Gaetano Crocco

On 31 October 1908, piloting an improved version of the airship, the N1, with a rudder and direction indicators, Crocco flew from Vigna di Valle to Rome and back, covering 50 miles in one hour and a half.

In 1912 Crocco and Rinaldoni tested a hydroplane on the Bracciano lake while experimenting with airships together with other researchers (one of them, Umberto Nobile, would become eventually a famous polar explorer).

In 1927 the Aeronautic Experimental Institute where Crocco was working, obtained a 200,000 ItL financing (equivalent to today's 1 million Euro) to develop black powder rocket motors to be tested later in a BPD firing range at Segni, east of Rome.

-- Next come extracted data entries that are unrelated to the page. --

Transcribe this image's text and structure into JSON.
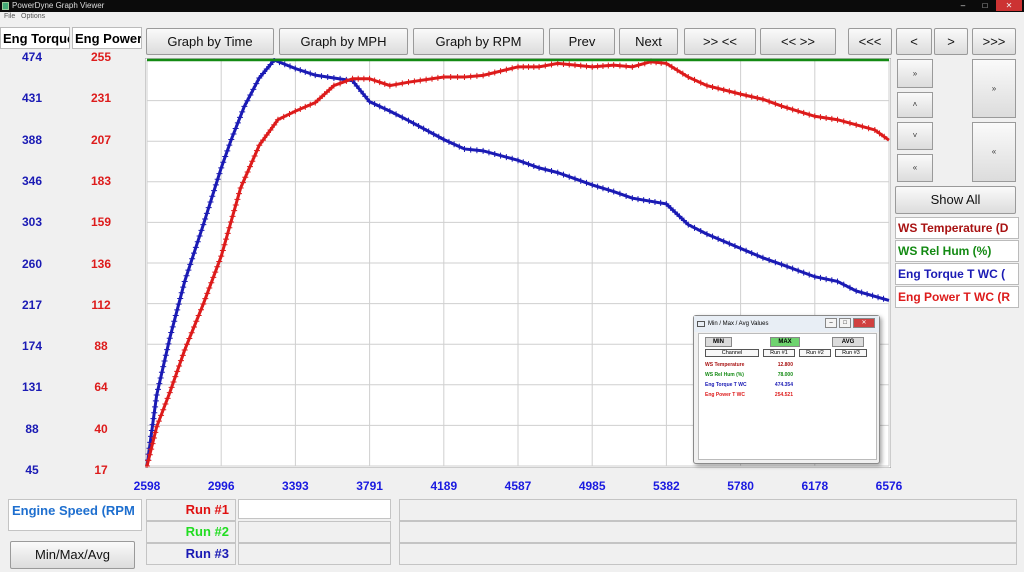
{
  "window": {
    "title": "PowerDyne Graph Viewer",
    "controls": [
      "–",
      "□",
      "✕"
    ]
  },
  "menu": [
    "File",
    "Options"
  ],
  "axes": {
    "left1": {
      "label": "Eng Torque",
      "color": "#1a1ab4",
      "ticks": [
        "474",
        "431",
        "388",
        "346",
        "303",
        "260",
        "217",
        "174",
        "131",
        "88",
        "45"
      ]
    },
    "left2": {
      "label": "Eng Power",
      "color": "#dd1b1b",
      "ticks": [
        "255",
        "231",
        "207",
        "183",
        "159",
        "136",
        "112",
        "88",
        "64",
        "40",
        "17"
      ]
    },
    "x": {
      "ticks": [
        "2598",
        "2996",
        "3393",
        "3791",
        "4189",
        "4587",
        "4985",
        "5382",
        "5780",
        "6178",
        "6576"
      ]
    }
  },
  "toolbar": {
    "buttons": [
      "Graph by Time",
      "Graph by MPH",
      "Graph by RPM",
      "Prev",
      "Next",
      ">> <<",
      "<< >>",
      "<<<",
      "<",
      ">",
      ">>>"
    ]
  },
  "side": {
    "scroll_labels": [
      "»",
      "˄",
      "˅",
      "«",
      "»",
      "«"
    ],
    "show_all": "Show All",
    "channels": [
      {
        "label": "WS Temperature (D",
        "color": "#a81212"
      },
      {
        "label": "WS Rel Hum (%)",
        "color": "#138a13"
      },
      {
        "label": "Eng Torque T WC (",
        "color": "#1a1ab4"
      },
      {
        "label": "Eng Power T WC (R",
        "color": "#dd1b1b"
      }
    ]
  },
  "bottom": {
    "xaxis_channel": "Engine Speed (RPM",
    "runs": [
      {
        "label": "Run #1",
        "color": "#e01010"
      },
      {
        "label": "Run #2",
        "color": "#22dd22"
      },
      {
        "label": "Run #3",
        "color": "#1a1ab4"
      }
    ],
    "minmax_button": "Min/Max/Avg"
  },
  "dialog": {
    "title": "Min / Max / Avg Values",
    "tabs": [
      {
        "label": "MIN",
        "active": false
      },
      {
        "label": "MAX",
        "active": true
      },
      {
        "label": "AVG",
        "active": false
      }
    ],
    "headers": [
      "Channel",
      "Run #1",
      "Run #2",
      "Run #3"
    ],
    "rows": [
      {
        "name": "WS Temperature",
        "value": "12.800",
        "color": "#a81212"
      },
      {
        "name": "WS Rel Hum (%)",
        "value": "78.000",
        "color": "#138a13"
      },
      {
        "name": "Eng Torque T WC",
        "value": "474.354",
        "color": "#1a1ab4"
      },
      {
        "name": "Eng Power T WC",
        "value": "254.521",
        "color": "#dd1b1b"
      }
    ]
  },
  "chart_data": {
    "type": "line",
    "x_axis": {
      "label": "Engine Speed (RPM)",
      "range": [
        2598,
        6576
      ]
    },
    "y_axes": [
      {
        "label": "Eng Torque",
        "range": [
          45,
          474
        ]
      },
      {
        "label": "Eng Power",
        "range": [
          17,
          255
        ]
      }
    ],
    "grid": true,
    "series": [
      {
        "name": "Eng Torque T WC",
        "axis": "Eng Torque",
        "color": "#1a1ab4",
        "marker": "plus",
        "points": [
          [
            2598,
            45
          ],
          [
            2650,
            120
          ],
          [
            2720,
            180
          ],
          [
            2800,
            240
          ],
          [
            2900,
            300
          ],
          [
            2996,
            360
          ],
          [
            3050,
            390
          ],
          [
            3120,
            425
          ],
          [
            3200,
            455
          ],
          [
            3280,
            474
          ],
          [
            3393,
            465
          ],
          [
            3500,
            458
          ],
          [
            3600,
            455
          ],
          [
            3700,
            452
          ],
          [
            3791,
            430
          ],
          [
            3900,
            420
          ],
          [
            4000,
            410
          ],
          [
            4189,
            390
          ],
          [
            4300,
            380
          ],
          [
            4400,
            378
          ],
          [
            4587,
            368
          ],
          [
            4700,
            360
          ],
          [
            4800,
            355
          ],
          [
            4985,
            342
          ],
          [
            5100,
            335
          ],
          [
            5200,
            328
          ],
          [
            5382,
            322
          ],
          [
            5500,
            300
          ],
          [
            5600,
            290
          ],
          [
            5780,
            275
          ],
          [
            5900,
            265
          ],
          [
            6000,
            258
          ],
          [
            6178,
            245
          ],
          [
            6300,
            240
          ],
          [
            6400,
            230
          ],
          [
            6576,
            220
          ]
        ]
      },
      {
        "name": "Eng Power T WC",
        "axis": "Eng Power",
        "color": "#dd1b1b",
        "marker": "plus",
        "points": [
          [
            2598,
            17
          ],
          [
            2650,
            40
          ],
          [
            2720,
            60
          ],
          [
            2800,
            85
          ],
          [
            2900,
            112
          ],
          [
            2996,
            140
          ],
          [
            3100,
            180
          ],
          [
            3200,
            205
          ],
          [
            3300,
            220
          ],
          [
            3393,
            225
          ],
          [
            3500,
            230
          ],
          [
            3600,
            240
          ],
          [
            3700,
            244
          ],
          [
            3791,
            244
          ],
          [
            3900,
            240
          ],
          [
            4000,
            242
          ],
          [
            4189,
            245
          ],
          [
            4300,
            245
          ],
          [
            4400,
            246
          ],
          [
            4587,
            251
          ],
          [
            4700,
            251
          ],
          [
            4800,
            253
          ],
          [
            4985,
            251
          ],
          [
            5100,
            252
          ],
          [
            5200,
            251
          ],
          [
            5300,
            254
          ],
          [
            5382,
            253
          ],
          [
            5500,
            245
          ],
          [
            5600,
            240
          ],
          [
            5780,
            235
          ],
          [
            5900,
            232
          ],
          [
            6000,
            228
          ],
          [
            6178,
            222
          ],
          [
            6300,
            220
          ],
          [
            6400,
            217
          ],
          [
            6500,
            214
          ],
          [
            6576,
            208
          ]
        ]
      },
      {
        "name": "WS Rel Hum (%)",
        "axis": "Eng Power",
        "color": "#138a13",
        "marker": "none",
        "points": [
          [
            2598,
            255
          ],
          [
            6576,
            255
          ]
        ]
      }
    ]
  }
}
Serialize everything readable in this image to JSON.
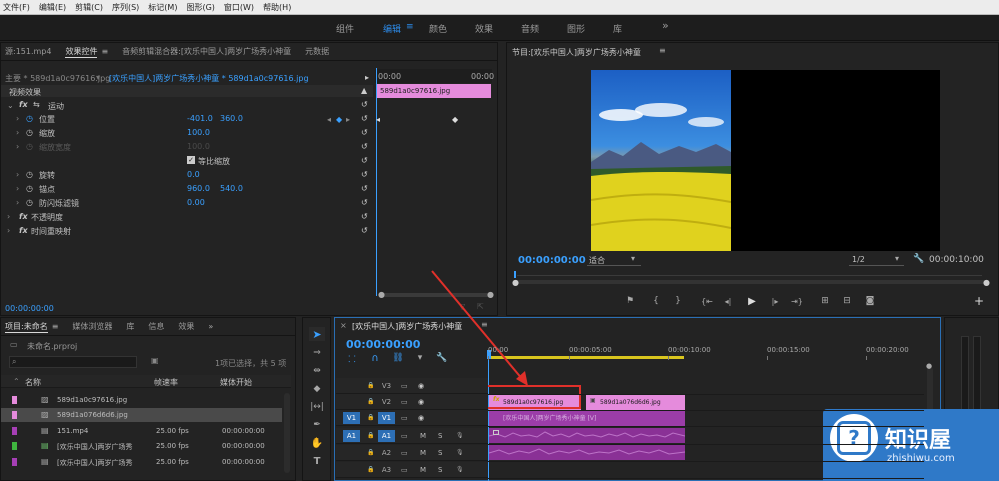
{
  "menubar": [
    "文件(F)",
    "编辑(E)",
    "剪辑(C)",
    "序列(S)",
    "标记(M)",
    "图形(G)",
    "窗口(W)",
    "帮助(H)"
  ],
  "workspaces": {
    "items": [
      "组件",
      "编辑",
      "颜色",
      "效果",
      "音频",
      "图形",
      "库"
    ],
    "active": "编辑",
    "more": "»"
  },
  "effect_controls": {
    "tabs": [
      "源:151.mp4",
      "效果控件",
      "音频剪辑混合器:[欢乐中国人]两岁广场秀小神童",
      "元数据"
    ],
    "master_label": "主要 * 589d1a0c97616.jpg",
    "clip_label": "[欢乐中国人]两岁广场秀小神童 * 589d1a0c97616.jpg",
    "mini_start": "00:00",
    "mini_end": "00:00",
    "mini_clip": "589d1a0c97616.jpg",
    "section": "视频效果",
    "motion": "运动",
    "props": [
      {
        "name": "位置",
        "v1": "-401.0",
        "v2": "360.0"
      },
      {
        "name": "缩放",
        "v1": "100.0",
        "v2": ""
      },
      {
        "name": "缩放宽度",
        "v1": "100.0",
        "v2": ""
      },
      {
        "name": "等比缩放",
        "v1": "",
        "v2": ""
      },
      {
        "name": "旋转",
        "v1": "0.0",
        "v2": ""
      },
      {
        "name": "锚点",
        "v1": "960.0",
        "v2": "540.0"
      },
      {
        "name": "防闪烁滤镜",
        "v1": "0.00",
        "v2": ""
      },
      {
        "name": "不透明度",
        "v1": "",
        "v2": ""
      },
      {
        "name": "时间重映射",
        "v1": "",
        "v2": ""
      }
    ],
    "timecode": "00:00:00:00"
  },
  "program": {
    "title": "节目:[欢乐中国人]两岁广场秀小神童",
    "timecode": "00:00:00:00",
    "fit": "适合",
    "quality": "1/2",
    "duration": "00:00:10:00"
  },
  "project": {
    "tabs": [
      "项目:未命名",
      "媒体浏览器",
      "库",
      "信息",
      "效果"
    ],
    "name": "未命名.prproj",
    "selection": "1项已选择，共 5 项",
    "headers": [
      "名称",
      "帧速率",
      "媒体开始"
    ],
    "rows": [
      {
        "name": "589d1a0c97616.jpg",
        "rate": "",
        "start": "",
        "color": "#e58bdc"
      },
      {
        "name": "589d1a076d6d6.jpg",
        "rate": "",
        "start": "",
        "color": "#e58bdc"
      },
      {
        "name": "151.mp4",
        "rate": "25.00 fps",
        "start": "00:00:00:00",
        "color": "#a63fb5"
      },
      {
        "name": "[欢乐中国人]两岁广场秀",
        "rate": "25.00 fps",
        "start": "00:00:00:00",
        "color": "#3fb53f"
      },
      {
        "name": "[欢乐中国人]两岁广场秀",
        "rate": "25.00 fps",
        "start": "00:00:00:00",
        "color": "#a63fb5"
      }
    ]
  },
  "timeline": {
    "title": "[欢乐中国人]两岁广场秀小神童",
    "timecode": "00:00:00:00",
    "ruler": [
      "00:00",
      "00:00:05:00",
      "00:00:10:00",
      "00:00:15:00",
      "00:00:20:00"
    ],
    "tracks": [
      "V3",
      "V2",
      "V1",
      "A1",
      "A2",
      "A3"
    ],
    "src_v": "V1",
    "src_a": "A1",
    "clips": {
      "v2a": "589d1a0c97616.jpg",
      "v2b": "589d1a076d6d6.jpg",
      "v1": "[欢乐中国人]两岁广场秀小神童 [V]"
    },
    "audio_m": "M",
    "audio_s": "S"
  },
  "watermark": {
    "title": "知识屋",
    "url": "zhishiwu.com"
  },
  "colors": {
    "accent": "#2d8ceb",
    "clip_pink": "#e58bdc",
    "clip_purple": "#a63fb5",
    "highlight": "#e0302a"
  }
}
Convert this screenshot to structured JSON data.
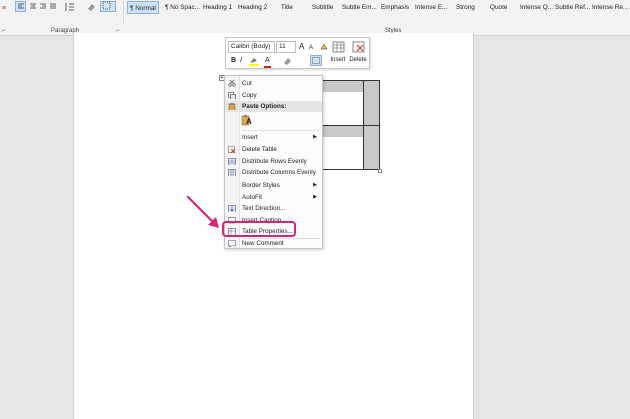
{
  "ribbon": {
    "styles": [
      "¶ Normal",
      "¶ No Spac...",
      "Heading 1",
      "Heading 2",
      "Title",
      "Subtitle",
      "Subtle Em...",
      "Emphasis",
      "Intense E...",
      "Strong",
      "Quote",
      "Intense Q...",
      "Subtle Ref...",
      "Intense Re..."
    ],
    "paragraph_label": "Paragraph",
    "styles_label": "Styles"
  },
  "mini_toolbar": {
    "font_name": "Calibri (Body)",
    "font_size": "11",
    "bold": "B",
    "italic": "I",
    "font_color_letter": "A",
    "grow_font": "A",
    "shrink_font": "A",
    "insert_label": "Insert",
    "delete_label": "Delete"
  },
  "context_menu": {
    "items": [
      {
        "label": "Cut",
        "icon": "scissors-icon"
      },
      {
        "label": "Copy",
        "icon": "copy-icon"
      },
      {
        "label": "Paste Options:",
        "icon": "paste-icon"
      },
      {
        "label": "Insert",
        "icon": "",
        "submenu": "▶"
      },
      {
        "label": "Delete Table",
        "icon": "delete-table-icon"
      },
      {
        "label": "Distribute Rows Evenly",
        "icon": "distribute-rows-icon"
      },
      {
        "label": "Distribute Columns Evenly",
        "icon": "distribute-columns-icon"
      },
      {
        "label": "Border Styles",
        "icon": "",
        "submenu": "▶"
      },
      {
        "label": "AutoFit",
        "icon": "",
        "submenu": "▶"
      },
      {
        "label": "Text Direction...",
        "icon": "text-direction-icon"
      },
      {
        "label": "Insert Caption...",
        "icon": "insert-caption-icon"
      },
      {
        "label": "Table Properties...",
        "icon": "table-properties-icon"
      },
      {
        "label": "New Comment",
        "icon": "new-comment-icon"
      }
    ],
    "paste_keep_text": "A"
  },
  "colors": {
    "highlight": "#d3267b",
    "arrow": "#d3267b",
    "accent": "#2b579a"
  }
}
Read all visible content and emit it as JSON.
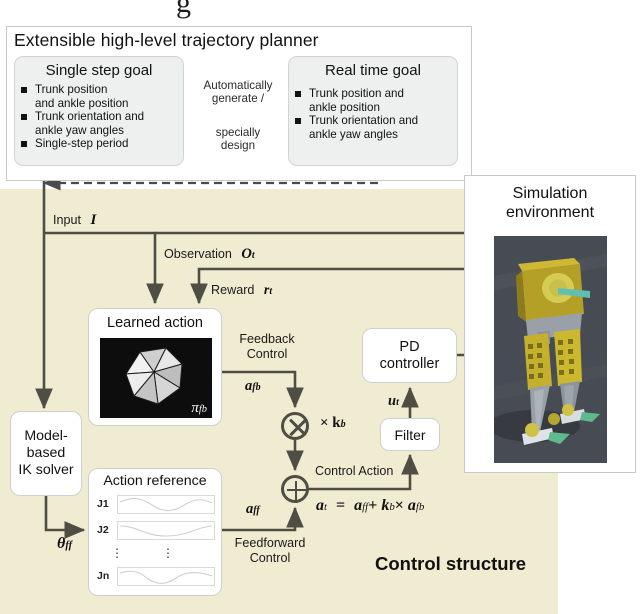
{
  "planner": {
    "title": "Extensible  high-level trajectory planner",
    "single_step_goal": {
      "title": "Single step goal",
      "bullets": [
        "Trunk position",
        "and ankle position",
        "Trunk orientation and",
        "ankle yaw angles",
        "Single-step period"
      ]
    },
    "link_text_top": "Automatically\ngenerate /",
    "link_text_top_line1": "Automatically",
    "link_text_top_line2": "generate /",
    "link_text_bottom_line1": "specially",
    "link_text_bottom_line2": "design",
    "real_time_goal": {
      "title": "Real time goal",
      "bullets": [
        "Trunk position and",
        "ankle position",
        "Trunk orientation and",
        "ankle yaw angles"
      ]
    }
  },
  "control": {
    "panel_title": "Control structure",
    "input_label": "Input",
    "input_symbol": "I",
    "observation_label": "Observation",
    "observation_symbol": "O",
    "observation_sub": "t",
    "reward_label": "Reward",
    "reward_symbol": "r",
    "reward_sub": "t",
    "learned_action": {
      "title": "Learned action",
      "policy_symbol": "π",
      "policy_sub": "fb"
    },
    "ik_solver": {
      "line1": "Model-",
      "line2": "based",
      "line3": "IK solver"
    },
    "theta_symbol": "θ",
    "theta_sub": "ff",
    "action_reference": {
      "title": "Action reference",
      "rows": [
        "J1",
        "J2",
        "Jn"
      ],
      "ellipsis": "⋮"
    },
    "feedback_control_line1": "Feedback",
    "feedback_control_line2": "Control",
    "feedforward_control_line1": "Feedforward",
    "feedforward_control_line2": "Control",
    "a_fb_symbol": "a",
    "a_fb_sub": "fb",
    "a_ff_symbol": "a",
    "a_ff_sub": "ff",
    "gain_label": "× k",
    "gain_sub": "b",
    "control_action_label": "Control Action",
    "equation": "aₜ  =  aғғ + kʙ × aғʙ",
    "equation_parts": {
      "lhs": "a",
      "lhs_sub": "t",
      "eq": "=",
      "t1": "a",
      "t1_sub": "ff",
      "plus": "+",
      "t2": "k",
      "t2_sub": "b",
      "times": "×",
      "t3": "a",
      "t3_sub": "fb"
    },
    "u_symbol": "u",
    "u_sub": "t",
    "filter_label": "Filter",
    "pd_controller_line1": "PD",
    "pd_controller_line2": "controller"
  },
  "simulation": {
    "title_line1": "Simulation",
    "title_line2": "environment"
  },
  "colors": {
    "panel_yellow": "#f0ecd2",
    "arrow_gray": "#4e4e44",
    "goal_box_gray": "#eef0ef",
    "node_white": "#ffffff",
    "sim_bg": "#474b53"
  }
}
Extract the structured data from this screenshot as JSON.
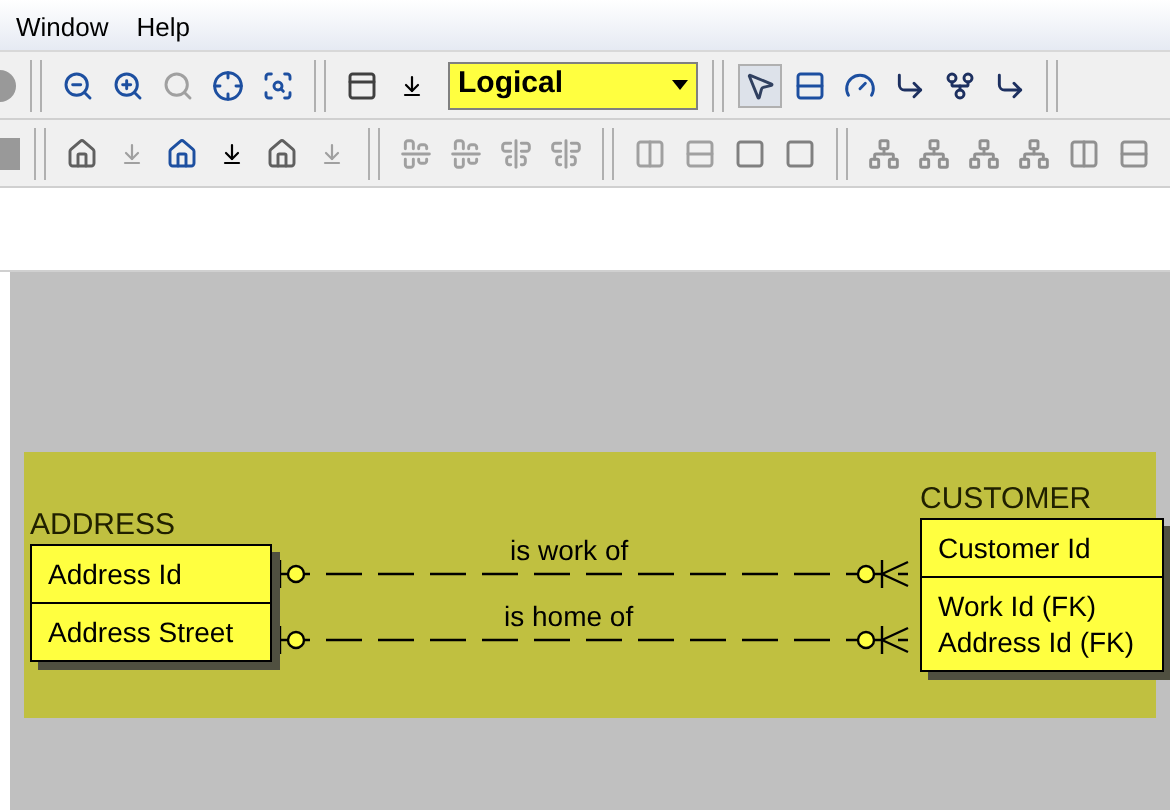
{
  "menu": [
    {
      "label": "Window"
    },
    {
      "label": "Help"
    }
  ],
  "toolbar": {
    "view_mode": "Logical"
  },
  "diagram": {
    "entities": [
      {
        "name": "ADDRESS",
        "key_attributes": [
          "Address Id"
        ],
        "attributes": [
          "Address Street"
        ]
      },
      {
        "name": "CUSTOMER",
        "key_attributes": [
          "Customer Id"
        ],
        "attributes": [
          "Work Id (FK)",
          "Address Id (FK)"
        ]
      }
    ],
    "relationships": [
      {
        "label": "is work of"
      },
      {
        "label": "is home of"
      }
    ]
  }
}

The outbreak of World War II and lack of financing confined Crocco to academic activities: he directed the Aeronautic Engineering School from 1935 to 1942 and then again from 1948 to 1952, when Luigi Broglio succeeded him in the post.

After WW II Crocco went back to his old passions, missiles and astronautics, creating in 1950 an informative course on superior ballistics within the Aeronautic Engineering School.

[3] In 1956 Crocco, nearly 80 years old, produced what is considered his most important contribution to astronautics: in his "One-Year Exploration-Trip Earth-Mars-Venus-Earth" paper presented at the Seventh Congress of the International Astronautical Federation IAF, Rome, in 1956, he suggested exploiting the Mars and Venus gravitational fields as propelling forces to cut dramatically the travelling time of a space capsule.

This 'gravitational slingshot' or 'gravity assist' or 'swing-by' method was such that the NASA recommended the study of his theories and especially his swing-by maneuvers contracting firms working on interplanetary flight and its perspectives.

[citation needed] Basing his calculations on Hohmann's orbit, the sci-fi writer Arthur C. Clarke had stated once that an Earth to Mars flight with a minimum fuel consumption would require at least 259 days.